Ankara'da Zekai Tahir Burak Hastanesi'ne normal doğum için götürülen Seda Erin, olanüstü cerrahi sorunlarla karşı karşıya kaldı.
Doğum esnasında kafası ters gelen bebeğin başının koparak anne rahminde kalması üzerine Erin çifti doğumu gerçekleştirme girişiminde bulunan doktor hakkında Ankara Cumhuriyet Savcılığı'na suç duyurusunda bulundu.

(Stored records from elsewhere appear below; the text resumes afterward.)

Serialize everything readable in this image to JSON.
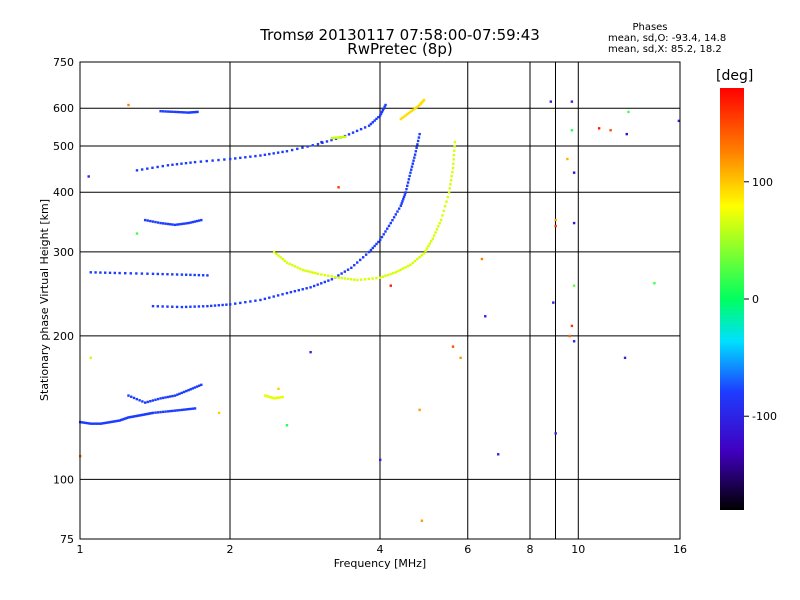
{
  "header": {
    "title_line1": "Tromsø 20130117 07:58:00-07:59:43",
    "title_line2": "RwPretec (8p)"
  },
  "phases": {
    "title": "Phases",
    "o_label": "mean, sd,O:",
    "o_values": "-93.4, 14.8",
    "x_label": "mean, sd,X:",
    "x_values": "85.2, 18.2"
  },
  "colorbar": {
    "unit": "[deg]",
    "ticks": [
      "100",
      "0",
      "-100"
    ],
    "range": [
      -180,
      180
    ],
    "tick_values": [
      100,
      0,
      -100
    ]
  },
  "chart_data": {
    "type": "scatter",
    "title": "Tromsø 20130117 07:58:00-07:59:43",
    "subtitle": "RwPretec (8p)",
    "xlabel": "Frequency [MHz]",
    "ylabel": "Stationary phase Virtual Height [km]",
    "xscale": "log",
    "yscale": "log",
    "xlim": [
      1,
      16
    ],
    "ylim": [
      75,
      750
    ],
    "xticks": [
      1,
      2,
      4,
      6,
      8,
      10,
      16
    ],
    "xtick_labels": [
      "1",
      "2",
      "4",
      "6",
      "8",
      "10",
      "16"
    ],
    "yticks": [
      75,
      100,
      200,
      300,
      400,
      500,
      600,
      750
    ],
    "ytick_labels": [
      "75",
      "100",
      "200",
      "300",
      "400",
      "500",
      "600",
      "750"
    ],
    "grid": true,
    "traces": [
      {
        "phase": -100,
        "color": "#1c3cff",
        "points": [
          [
            1.0,
            132
          ],
          [
            1.05,
            131
          ],
          [
            1.1,
            131
          ],
          [
            1.15,
            132
          ],
          [
            1.2,
            133
          ],
          [
            1.25,
            135
          ],
          [
            1.3,
            136
          ],
          [
            1.35,
            137
          ],
          [
            1.4,
            138
          ],
          [
            1.5,
            139
          ],
          [
            1.6,
            140
          ],
          [
            1.7,
            141
          ]
        ]
      },
      {
        "phase": -100,
        "color": "#1c3cff",
        "points": [
          [
            1.4,
            231
          ],
          [
            1.6,
            230
          ],
          [
            1.8,
            231
          ],
          [
            2.0,
            233
          ],
          [
            2.3,
            238
          ],
          [
            2.6,
            246
          ],
          [
            2.9,
            253
          ],
          [
            3.2,
            263
          ],
          [
            3.5,
            278
          ],
          [
            3.8,
            300
          ],
          [
            4.0,
            318
          ],
          [
            4.2,
            345
          ],
          [
            4.4,
            375
          ],
          [
            4.5,
            400
          ],
          [
            4.6,
            440
          ],
          [
            4.7,
            480
          ],
          [
            4.8,
            530
          ]
        ]
      },
      {
        "phase": -100,
        "color": "#1c3cff",
        "points": [
          [
            1.3,
            445
          ],
          [
            1.5,
            456
          ],
          [
            1.7,
            463
          ],
          [
            2.0,
            470
          ],
          [
            2.3,
            478
          ],
          [
            2.6,
            488
          ],
          [
            3.0,
            505
          ],
          [
            3.4,
            525
          ],
          [
            3.8,
            552
          ],
          [
            4.0,
            580
          ],
          [
            4.1,
            610
          ]
        ]
      },
      {
        "phase": -100,
        "color": "#1c3cff",
        "points": [
          [
            1.05,
            272
          ],
          [
            1.2,
            271
          ],
          [
            1.4,
            270
          ],
          [
            1.6,
            269
          ],
          [
            1.8,
            268
          ]
        ]
      },
      {
        "phase": -100,
        "color": "#1c3cff",
        "points": [
          [
            1.35,
            350
          ],
          [
            1.45,
            345
          ],
          [
            1.55,
            342
          ],
          [
            1.65,
            345
          ],
          [
            1.75,
            350
          ]
        ]
      },
      {
        "phase": -100,
        "color": "#1c3cff",
        "points": [
          [
            1.45,
            592
          ],
          [
            1.55,
            590
          ],
          [
            1.65,
            588
          ],
          [
            1.72,
            590
          ]
        ]
      },
      {
        "phase": -100,
        "color": "#1c3cff",
        "points": [
          [
            1.25,
            150
          ],
          [
            1.35,
            145
          ],
          [
            1.45,
            148
          ],
          [
            1.55,
            150
          ],
          [
            1.65,
            154
          ],
          [
            1.75,
            158
          ]
        ]
      },
      {
        "phase": 100,
        "color": "#d6ff00",
        "points": [
          [
            2.45,
            300
          ],
          [
            2.6,
            285
          ],
          [
            2.8,
            275
          ],
          [
            3.0,
            270
          ],
          [
            3.3,
            265
          ],
          [
            3.6,
            262
          ],
          [
            4.0,
            265
          ],
          [
            4.3,
            272
          ],
          [
            4.6,
            282
          ],
          [
            4.9,
            298
          ],
          [
            5.1,
            320
          ],
          [
            5.3,
            350
          ],
          [
            5.5,
            400
          ],
          [
            5.6,
            450
          ],
          [
            5.65,
            510
          ]
        ]
      },
      {
        "phase": 100,
        "color": "#ffde00",
        "points": [
          [
            4.4,
            570
          ],
          [
            4.6,
            590
          ],
          [
            4.8,
            610
          ],
          [
            4.9,
            625
          ]
        ]
      },
      {
        "phase": 100,
        "color": "#c8ff00",
        "points": [
          [
            3.2,
            520
          ],
          [
            3.4,
            523
          ]
        ]
      },
      {
        "phase": 100,
        "color": "#e6ff00",
        "points": [
          [
            2.35,
            150
          ],
          [
            2.45,
            148
          ],
          [
            2.55,
            149
          ]
        ]
      }
    ],
    "scattered": [
      {
        "x": 1.9,
        "y": 138,
        "phase": 100
      },
      {
        "x": 2.5,
        "y": 155,
        "phase": 100
      },
      {
        "x": 2.6,
        "y": 130,
        "phase": 10
      },
      {
        "x": 2.9,
        "y": 185,
        "phase": -100
      },
      {
        "x": 3.3,
        "y": 410,
        "phase": 160
      },
      {
        "x": 4.0,
        "y": 110,
        "phase": -100
      },
      {
        "x": 4.2,
        "y": 255,
        "phase": 170
      },
      {
        "x": 4.8,
        "y": 140,
        "phase": 120
      },
      {
        "x": 4.85,
        "y": 82,
        "phase": 120
      },
      {
        "x": 5.6,
        "y": 190,
        "phase": 150
      },
      {
        "x": 5.8,
        "y": 180,
        "phase": 120
      },
      {
        "x": 6.4,
        "y": 290,
        "phase": 130
      },
      {
        "x": 6.5,
        "y": 220,
        "phase": -100
      },
      {
        "x": 6.9,
        "y": 113,
        "phase": -100
      },
      {
        "x": 8.8,
        "y": 620,
        "phase": -100
      },
      {
        "x": 8.9,
        "y": 235,
        "phase": -100
      },
      {
        "x": 9.0,
        "y": 340,
        "phase": 160
      },
      {
        "x": 9.0,
        "y": 350,
        "phase": 120
      },
      {
        "x": 9.0,
        "y": 125,
        "phase": -100
      },
      {
        "x": 9.5,
        "y": 470,
        "phase": 110
      },
      {
        "x": 9.6,
        "y": 200,
        "phase": 140
      },
      {
        "x": 9.7,
        "y": 210,
        "phase": 160
      },
      {
        "x": 9.7,
        "y": 620,
        "phase": -100
      },
      {
        "x": 9.7,
        "y": 540,
        "phase": 10
      },
      {
        "x": 9.8,
        "y": 345,
        "phase": -110
      },
      {
        "x": 9.8,
        "y": 440,
        "phase": -120
      },
      {
        "x": 9.8,
        "y": 255,
        "phase": 30
      },
      {
        "x": 9.8,
        "y": 195,
        "phase": -100
      },
      {
        "x": 11.0,
        "y": 545,
        "phase": 170
      },
      {
        "x": 11.6,
        "y": 540,
        "phase": 150
      },
      {
        "x": 12.4,
        "y": 180,
        "phase": -100
      },
      {
        "x": 12.5,
        "y": 530,
        "phase": -120
      },
      {
        "x": 12.6,
        "y": 590,
        "phase": 20
      },
      {
        "x": 14.2,
        "y": 258,
        "phase": 20
      },
      {
        "x": 15.9,
        "y": 565,
        "phase": -100
      },
      {
        "x": 1.25,
        "y": 610,
        "phase": 130
      },
      {
        "x": 1.04,
        "y": 432,
        "phase": -100
      },
      {
        "x": 1.05,
        "y": 180,
        "phase": 60
      },
      {
        "x": 1.0,
        "y": 112,
        "phase": 130
      },
      {
        "x": 1.3,
        "y": 328,
        "phase": 20
      },
      {
        "x": 3.05,
        "y": 510,
        "phase": -100
      }
    ]
  }
}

Diğer taraftan evli çift Ankara 10'uncu İdare Mahkemesi'ne de 350 bin lira manevi, 1000 lira ise maddi olmak üzere 351 bin liralık tazminat davası açtı.
DİKKAT ÇEKEN KARAR
Sağlık Bakanlığı Türkiye Kamu Hastaneleri Kurumu'nun dava dosyasına beyan ettiği savunmada, hastanenin ve doğuma giren doktorun herhangi bir ihmalle kusurunun bulunmadığı vurgulanarak şu ifadeler kullanıldı:
''Erken doğum olduğu için sezaryen ameliyatla doğumun, anne için muhtemel risklerini azaltacağı yönünden aile ile konuşularak normal doğum planlanmıştı.
Bebek ters geldiği için başın takılma riski her zaman vardır. Bebek ölü doğduğunda takılan başın çıkarılması için yapılan manevralar ve müdahaleler tıbbi gereklilik ve ilkelere uygundur.

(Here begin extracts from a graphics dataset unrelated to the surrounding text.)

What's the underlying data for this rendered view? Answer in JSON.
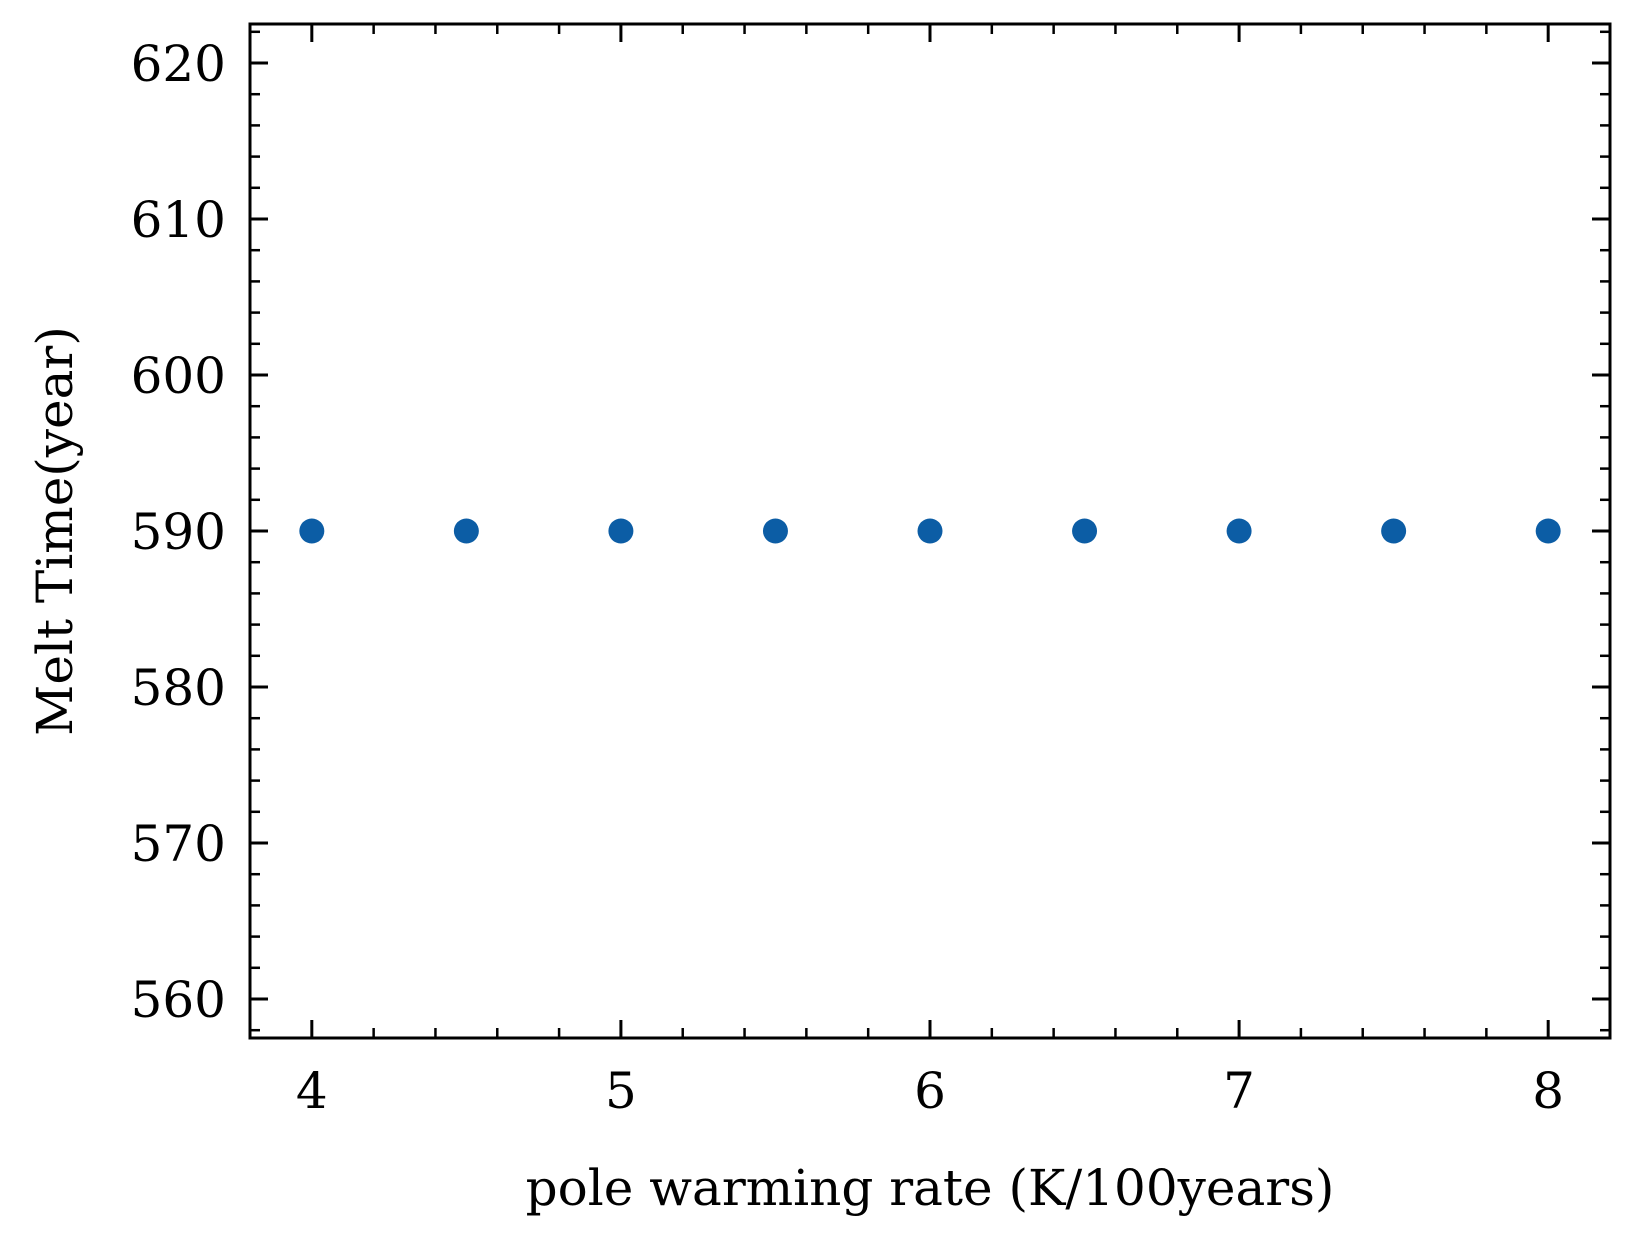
{
  "chart_data": {
    "type": "scatter",
    "title": "",
    "xlabel": "pole warming rate (K/100years)",
    "ylabel": "Melt Time(year)",
    "xlim": [
      3.8,
      8.2
    ],
    "ylim": [
      557.5,
      622.5
    ],
    "xticks": [
      4,
      5,
      6,
      7,
      8
    ],
    "xtick_labels": [
      "4",
      "5",
      "6",
      "7",
      "8"
    ],
    "yticks": [
      560,
      570,
      580,
      590,
      600,
      610,
      620
    ],
    "ytick_labels": [
      "560",
      "570",
      "580",
      "590",
      "600",
      "610",
      "620"
    ],
    "grid": false,
    "marker_color": "#0c5da5",
    "series": [
      {
        "x": [
          4.0,
          4.5,
          5.0,
          5.5,
          6.0,
          6.5,
          7.0,
          7.5,
          8.0
        ],
        "y": [
          590,
          590,
          590,
          590,
          590,
          590,
          590,
          590,
          590
        ]
      }
    ]
  }
}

Tıbbi tedavi ve müdahalelerde herhangi bir ihmal, hata ve kusur görülmemiştir. Yapılanlar ilme ve fenne uygundur.
Yapılan müdahaleler hastanın tekrar gebe olmasına ve çocuk sahibi olmasına engel değildir. Erken doğumlarda bu tür durumların yaşanması sıkça karşılaşan bir durumdur.''
Ankara 10'uncu İdare Mahkemesi, hastanenin savunması ve bilirkişi raporunu baz alarak Erin çiftinin tazminat talebini reddetti. Aile, mahkemenin kararına itiraz ederek dosyayı Danıştay 15'inci Daire Başkanlığı'na taşıdı.
5 yıldır adalet savaşı verdiklerini dile getiren anne Erin, şöyle konuştu:
''Tüm deliller ortadayken mahkeme hastaneyi haklı buldu. Bebeğimin kafasının koparılmasında sanki suçlu benim. Dosyayı Danıştay'a temyize götürdük, oradan gelecek sonucu bekliyoruz.
Yaşadıklarımdan sonra psikolojik tedavi görmeye başladım. Halen psikolojik destek alıyorum, depresyon hapları kullanıyorum. Burada hukuk mücadelesini vermemin nedeni sorumluların gerekli cezayı alması ve başka annelerin bu acıyı yaşamaması içindir.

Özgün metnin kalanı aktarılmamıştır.